Comment 25 Matthias Clasen 2009-04-27 05:44:50 UTC
Created attachment 133394 [details] [review]
pick GETTEXT_PACKAGE out of Makefile
Comment 26 Juanje Ojeda 2009-06-01 03:25:21 UTC
Hi, I'm not 100% sure, but I think that something you've changed for this bug could affect to the Gconf translations.

There is a bug #584407 which is related with this. As far I know, before the change to the .po files the Gconf descriptions were showing in the right language, now they are not translated.

I've tested it in a Ubuntu Jaunty with Gconf version 2.26.0-0ubuntu1.

If I'm wrong, please point me to the most probably direction.
Thanks
Comment 27 Matthias Clasen 2009-06-01 05:18:37 UTC
I've told pitti that his patch doesn't quite work...
Comment 28 Vincent Untz 2009-07-17 12:10:58 UTC
Is there anything blocking this?
Comment 29 Matthias Clasen 2009-07-17 13:02:09 UTC
Someone needs to work on getting the corresponding intltool patch in.

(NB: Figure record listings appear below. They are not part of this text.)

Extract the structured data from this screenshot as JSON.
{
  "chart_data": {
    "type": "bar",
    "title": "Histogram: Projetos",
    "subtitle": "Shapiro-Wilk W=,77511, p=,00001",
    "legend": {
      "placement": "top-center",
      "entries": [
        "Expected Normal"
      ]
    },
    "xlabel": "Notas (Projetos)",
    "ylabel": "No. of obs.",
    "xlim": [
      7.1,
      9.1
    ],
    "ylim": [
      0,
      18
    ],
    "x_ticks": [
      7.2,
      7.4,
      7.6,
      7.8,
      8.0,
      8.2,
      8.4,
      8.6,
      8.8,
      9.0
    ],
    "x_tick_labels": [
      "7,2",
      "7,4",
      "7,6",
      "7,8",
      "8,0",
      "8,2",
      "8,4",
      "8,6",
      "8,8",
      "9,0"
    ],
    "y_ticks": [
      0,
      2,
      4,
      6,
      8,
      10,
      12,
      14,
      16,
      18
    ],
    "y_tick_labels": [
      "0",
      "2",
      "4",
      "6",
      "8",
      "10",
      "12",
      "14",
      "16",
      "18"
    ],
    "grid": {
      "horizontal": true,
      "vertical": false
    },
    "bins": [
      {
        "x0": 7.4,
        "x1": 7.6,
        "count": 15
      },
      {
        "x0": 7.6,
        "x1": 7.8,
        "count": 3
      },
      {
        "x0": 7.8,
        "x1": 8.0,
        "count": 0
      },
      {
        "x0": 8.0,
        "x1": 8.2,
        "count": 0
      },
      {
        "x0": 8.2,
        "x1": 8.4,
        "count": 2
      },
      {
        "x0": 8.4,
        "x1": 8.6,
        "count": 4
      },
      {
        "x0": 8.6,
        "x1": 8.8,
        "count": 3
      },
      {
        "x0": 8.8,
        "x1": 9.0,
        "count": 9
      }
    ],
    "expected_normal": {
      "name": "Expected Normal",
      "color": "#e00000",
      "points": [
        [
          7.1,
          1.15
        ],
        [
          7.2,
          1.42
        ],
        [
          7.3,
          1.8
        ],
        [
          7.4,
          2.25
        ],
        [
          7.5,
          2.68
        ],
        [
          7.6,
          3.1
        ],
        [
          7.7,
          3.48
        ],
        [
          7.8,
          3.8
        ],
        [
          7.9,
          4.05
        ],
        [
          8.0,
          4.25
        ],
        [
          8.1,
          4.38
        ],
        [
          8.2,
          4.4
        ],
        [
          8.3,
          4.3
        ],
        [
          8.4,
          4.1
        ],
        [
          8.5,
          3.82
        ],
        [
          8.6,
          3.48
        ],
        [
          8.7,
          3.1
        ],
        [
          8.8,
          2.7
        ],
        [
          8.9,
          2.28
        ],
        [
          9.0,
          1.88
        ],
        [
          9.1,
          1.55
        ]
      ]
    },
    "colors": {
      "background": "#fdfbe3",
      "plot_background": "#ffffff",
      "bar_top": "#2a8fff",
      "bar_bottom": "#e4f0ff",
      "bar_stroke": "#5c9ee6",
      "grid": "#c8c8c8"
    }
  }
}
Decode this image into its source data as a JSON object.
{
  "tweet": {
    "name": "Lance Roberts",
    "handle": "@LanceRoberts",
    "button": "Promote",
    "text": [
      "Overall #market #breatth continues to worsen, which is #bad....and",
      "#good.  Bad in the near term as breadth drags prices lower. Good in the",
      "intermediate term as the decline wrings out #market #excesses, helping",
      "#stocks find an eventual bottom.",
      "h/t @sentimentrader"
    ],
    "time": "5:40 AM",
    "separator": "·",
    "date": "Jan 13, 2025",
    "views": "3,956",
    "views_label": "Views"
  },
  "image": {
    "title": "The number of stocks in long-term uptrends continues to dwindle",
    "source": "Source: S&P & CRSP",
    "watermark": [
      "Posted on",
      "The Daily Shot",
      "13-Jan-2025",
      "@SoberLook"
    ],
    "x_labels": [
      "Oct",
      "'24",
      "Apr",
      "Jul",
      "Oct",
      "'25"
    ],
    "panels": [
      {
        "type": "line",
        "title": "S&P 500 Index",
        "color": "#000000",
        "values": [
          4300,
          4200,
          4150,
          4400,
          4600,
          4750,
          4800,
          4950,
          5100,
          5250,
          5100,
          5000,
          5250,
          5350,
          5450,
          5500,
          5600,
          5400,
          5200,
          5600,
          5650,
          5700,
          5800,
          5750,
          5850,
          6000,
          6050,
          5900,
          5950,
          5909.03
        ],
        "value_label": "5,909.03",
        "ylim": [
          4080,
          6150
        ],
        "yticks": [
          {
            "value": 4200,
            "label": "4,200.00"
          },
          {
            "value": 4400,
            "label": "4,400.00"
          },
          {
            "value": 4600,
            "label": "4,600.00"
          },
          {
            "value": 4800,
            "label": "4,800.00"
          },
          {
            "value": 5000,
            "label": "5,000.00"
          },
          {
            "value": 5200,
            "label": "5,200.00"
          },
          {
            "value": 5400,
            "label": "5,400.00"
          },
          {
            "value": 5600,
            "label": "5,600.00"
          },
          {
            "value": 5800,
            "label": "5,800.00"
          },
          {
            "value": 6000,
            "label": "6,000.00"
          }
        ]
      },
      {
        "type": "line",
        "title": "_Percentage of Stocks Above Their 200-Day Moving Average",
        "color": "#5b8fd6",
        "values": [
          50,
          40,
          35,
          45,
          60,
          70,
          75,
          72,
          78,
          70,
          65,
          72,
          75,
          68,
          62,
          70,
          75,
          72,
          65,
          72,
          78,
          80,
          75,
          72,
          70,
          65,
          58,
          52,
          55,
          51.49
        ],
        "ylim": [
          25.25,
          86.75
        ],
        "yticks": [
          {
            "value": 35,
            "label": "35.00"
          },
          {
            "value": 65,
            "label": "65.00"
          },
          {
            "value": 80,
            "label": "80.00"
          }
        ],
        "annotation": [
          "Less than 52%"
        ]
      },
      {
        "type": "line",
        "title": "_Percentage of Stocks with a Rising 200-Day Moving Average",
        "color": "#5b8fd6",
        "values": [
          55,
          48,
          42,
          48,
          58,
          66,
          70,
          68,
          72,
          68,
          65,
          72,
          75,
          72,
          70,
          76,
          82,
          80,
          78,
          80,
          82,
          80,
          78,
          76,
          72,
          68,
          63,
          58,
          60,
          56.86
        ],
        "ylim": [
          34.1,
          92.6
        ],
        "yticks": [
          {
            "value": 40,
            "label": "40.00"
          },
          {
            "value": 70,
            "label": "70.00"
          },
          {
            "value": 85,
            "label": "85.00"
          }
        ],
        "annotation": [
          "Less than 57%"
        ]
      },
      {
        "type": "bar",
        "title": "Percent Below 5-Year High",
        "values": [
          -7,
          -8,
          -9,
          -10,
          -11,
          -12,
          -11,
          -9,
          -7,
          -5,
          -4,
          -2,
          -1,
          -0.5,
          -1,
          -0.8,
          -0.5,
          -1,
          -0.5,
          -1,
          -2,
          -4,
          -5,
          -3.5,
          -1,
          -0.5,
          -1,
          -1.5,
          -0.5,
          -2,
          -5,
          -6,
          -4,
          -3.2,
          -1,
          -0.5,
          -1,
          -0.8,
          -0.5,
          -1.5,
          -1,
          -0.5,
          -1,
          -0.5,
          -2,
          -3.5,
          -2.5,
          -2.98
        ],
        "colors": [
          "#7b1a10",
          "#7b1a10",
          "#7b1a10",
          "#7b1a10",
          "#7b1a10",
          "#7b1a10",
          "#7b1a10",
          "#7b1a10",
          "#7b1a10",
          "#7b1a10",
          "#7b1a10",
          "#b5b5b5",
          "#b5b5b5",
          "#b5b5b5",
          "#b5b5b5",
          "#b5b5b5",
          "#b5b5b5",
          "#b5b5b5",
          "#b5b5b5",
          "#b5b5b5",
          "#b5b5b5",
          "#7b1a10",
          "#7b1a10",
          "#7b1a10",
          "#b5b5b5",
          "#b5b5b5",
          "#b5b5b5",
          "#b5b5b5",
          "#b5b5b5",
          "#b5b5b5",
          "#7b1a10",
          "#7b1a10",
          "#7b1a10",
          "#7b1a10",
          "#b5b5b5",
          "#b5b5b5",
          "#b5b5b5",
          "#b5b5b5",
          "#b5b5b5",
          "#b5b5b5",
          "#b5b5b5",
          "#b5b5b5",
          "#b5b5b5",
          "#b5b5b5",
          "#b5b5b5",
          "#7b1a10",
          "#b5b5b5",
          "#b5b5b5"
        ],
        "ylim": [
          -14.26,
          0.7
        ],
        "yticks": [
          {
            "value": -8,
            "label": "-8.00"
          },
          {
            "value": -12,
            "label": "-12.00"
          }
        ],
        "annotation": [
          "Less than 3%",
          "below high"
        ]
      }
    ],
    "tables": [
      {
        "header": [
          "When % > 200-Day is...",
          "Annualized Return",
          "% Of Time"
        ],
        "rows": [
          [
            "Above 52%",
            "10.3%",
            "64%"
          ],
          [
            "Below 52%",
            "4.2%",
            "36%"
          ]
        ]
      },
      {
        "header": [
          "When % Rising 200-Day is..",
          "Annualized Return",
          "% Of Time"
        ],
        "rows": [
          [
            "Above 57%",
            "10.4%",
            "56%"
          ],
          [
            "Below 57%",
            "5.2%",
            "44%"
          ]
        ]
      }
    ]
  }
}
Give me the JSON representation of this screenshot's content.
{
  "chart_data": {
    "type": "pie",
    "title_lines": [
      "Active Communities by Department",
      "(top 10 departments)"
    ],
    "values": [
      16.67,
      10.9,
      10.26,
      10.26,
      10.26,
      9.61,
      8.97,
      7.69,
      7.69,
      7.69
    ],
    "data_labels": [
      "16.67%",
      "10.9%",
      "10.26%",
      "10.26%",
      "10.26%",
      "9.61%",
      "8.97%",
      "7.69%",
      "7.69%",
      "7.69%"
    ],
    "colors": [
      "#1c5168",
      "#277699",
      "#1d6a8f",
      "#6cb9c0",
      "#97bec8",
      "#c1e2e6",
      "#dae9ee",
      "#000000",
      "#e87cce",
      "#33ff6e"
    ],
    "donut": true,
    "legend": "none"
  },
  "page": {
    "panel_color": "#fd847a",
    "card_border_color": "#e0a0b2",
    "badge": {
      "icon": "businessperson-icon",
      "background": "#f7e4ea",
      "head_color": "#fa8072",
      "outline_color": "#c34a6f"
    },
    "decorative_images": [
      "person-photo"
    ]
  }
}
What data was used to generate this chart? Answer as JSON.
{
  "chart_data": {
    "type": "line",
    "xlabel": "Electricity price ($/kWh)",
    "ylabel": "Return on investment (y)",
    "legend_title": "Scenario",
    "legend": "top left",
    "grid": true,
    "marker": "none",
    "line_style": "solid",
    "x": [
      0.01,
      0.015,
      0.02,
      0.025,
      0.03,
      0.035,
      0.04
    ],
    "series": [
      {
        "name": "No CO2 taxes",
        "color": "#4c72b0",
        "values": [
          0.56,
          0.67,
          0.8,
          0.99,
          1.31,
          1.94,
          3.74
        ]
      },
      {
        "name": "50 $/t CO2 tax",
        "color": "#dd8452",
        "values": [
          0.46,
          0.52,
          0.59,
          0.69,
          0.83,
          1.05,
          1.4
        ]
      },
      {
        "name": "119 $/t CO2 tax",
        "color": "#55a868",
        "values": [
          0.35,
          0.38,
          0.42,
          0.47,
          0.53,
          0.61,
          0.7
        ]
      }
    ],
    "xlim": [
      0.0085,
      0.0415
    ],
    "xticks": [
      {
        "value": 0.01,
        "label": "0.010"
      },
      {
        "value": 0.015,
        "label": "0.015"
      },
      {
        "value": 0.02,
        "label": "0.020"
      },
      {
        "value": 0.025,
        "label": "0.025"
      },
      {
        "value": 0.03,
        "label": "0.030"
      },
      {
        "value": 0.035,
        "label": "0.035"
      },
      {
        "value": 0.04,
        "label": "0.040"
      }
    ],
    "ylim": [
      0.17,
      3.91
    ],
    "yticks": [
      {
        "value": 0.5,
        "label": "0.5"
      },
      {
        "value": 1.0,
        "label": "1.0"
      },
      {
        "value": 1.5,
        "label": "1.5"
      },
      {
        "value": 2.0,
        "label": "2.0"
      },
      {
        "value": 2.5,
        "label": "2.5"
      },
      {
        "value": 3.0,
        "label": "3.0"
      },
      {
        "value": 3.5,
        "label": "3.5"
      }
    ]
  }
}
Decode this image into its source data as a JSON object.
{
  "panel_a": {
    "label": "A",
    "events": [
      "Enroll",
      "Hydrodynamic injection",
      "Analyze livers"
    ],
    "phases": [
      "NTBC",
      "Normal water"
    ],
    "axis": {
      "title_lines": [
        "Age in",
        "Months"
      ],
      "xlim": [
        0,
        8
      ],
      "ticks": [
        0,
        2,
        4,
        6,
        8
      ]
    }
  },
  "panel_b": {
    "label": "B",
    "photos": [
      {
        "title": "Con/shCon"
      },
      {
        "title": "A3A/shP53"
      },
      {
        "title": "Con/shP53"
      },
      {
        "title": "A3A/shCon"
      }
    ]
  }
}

Unfortunately, intltool no longer lives here, so I am not going to do it...
Comment 30 Vincent Untz 2009-07-17 13:45:33 UTC
(In reply to comment #29)
> Someone needs to work on getting the corresponding intltool patch in.
> Unfortunately, intltool no longer lives here, so I am not going to do it...

Talked to Rodney and filed https://bugs.launchpad.net/intltool/+bug/400679.
Comment 31 Sebastien Bacher 2009-10-07 21:19:15 UTC
Created attachment 144992 [details] [review]
don't clean the gettext_domain attributes for keys not being registered

The current version has an issue, it cleans all the gettext_domain attributes for the keys which are not in the schemas being currently registered, the updated version should fix that bug
Comment 32 Martin Pitt 2011-02-14 09:02:21 UTC
As the reporter of the bug I close this, as the new API du jour is gsettings, which has a sensible gettext integration.